There was something about this on Salon a couple of days ago: somebody who goes by the name of giddyspinster makes flower pots out of stripper heels, and sells them on her etsy page:
































After having their top removed, the shoes are drilled for drainage and sanded. Giddyspinster's plants of choice are cacti and succulents, which, we must understand, are her best metaphor for the 'the increasingly artificial nature of American femininity, and the impossible images that women face in our society. It's a prickly, spiky, sticky situation...'.

And if books on feminism overflow your library, why not stack them neatly in this book holder made of upcycled stilettos?

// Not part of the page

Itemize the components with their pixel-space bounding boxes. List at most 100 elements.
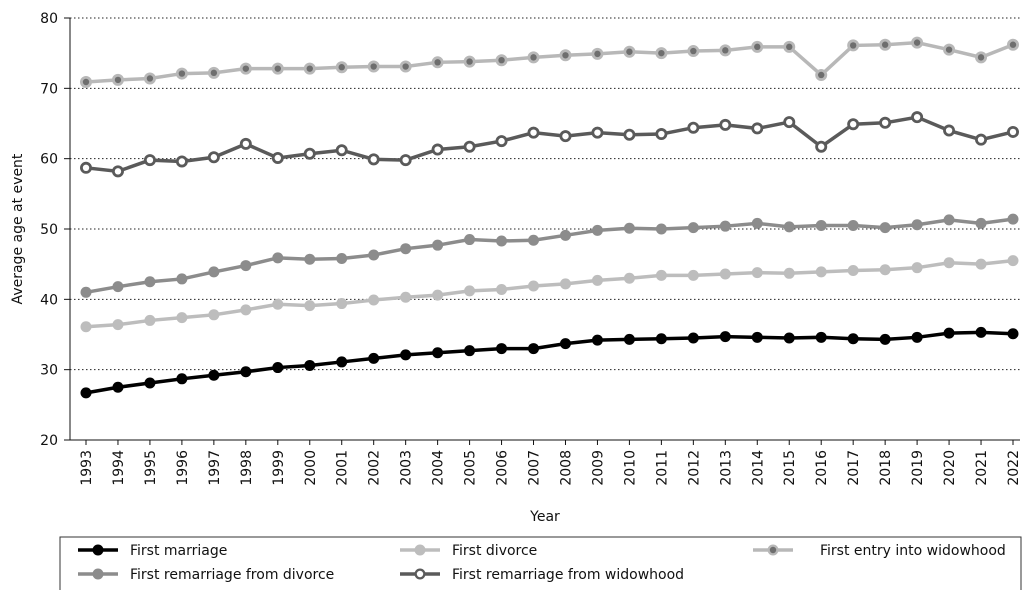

For a moment there, I thought these objects claim to be art. If they did, I'd write a longer paragraph saying that it's cliche and I'd also insert that video from Ghost World about the tampon in a cup pretending to be an art object. I don't quite follow the logic of this metaphor, and I think that heels can't help being cliches even when they're mocked. At the same time, I like the idea of making them into something else. What rubs me the wrong way about giddyspinster's approach is that it perpetuates the shoe fetishism instead of dismantling it. Either that, or the fact that in my eyes these shoes are kitschy beyond salvation through upcycling.

Monday, August 2, 2010

hues

My friend F. is invited to a wedding with the following dress-code: everyone must wear one color only, and it can't be black nor white (the creatively challenged are threatened with a punishment). Ton-sur-ton outfits are actually more interesting than they sound. Coincidentally, the style site has a selection on the topic (apparently this is a trend), of which I made a selection (ton-sur-ton? selection-of-selection? get it?):







These were: TSE, Richard Nicoll, Oscar de la Renta, Margiela, and Charles Anastase. The next one's Bottega Veneta, and the difference in the hues makes its placement in this selection disputable, but who wants to be pedantic. As it happens, my friend F. has a beautiful pair of pink trousers which she could build on to replicate this outfit, but she's partial to yellow these days. So, Bottega Veneta:



The next two are from Vivienne Westwood's Fall 2010 collections. This dress looks like it's made from a huge supermarket plastic bag. The folds are both sculptural and light:



And this one I selected because I was surprised how well wine and yellow go together, but ironically I'm placing it here: if we make abstraction of that little yellow cardigan, we see an interesting hue-on-hue outfit.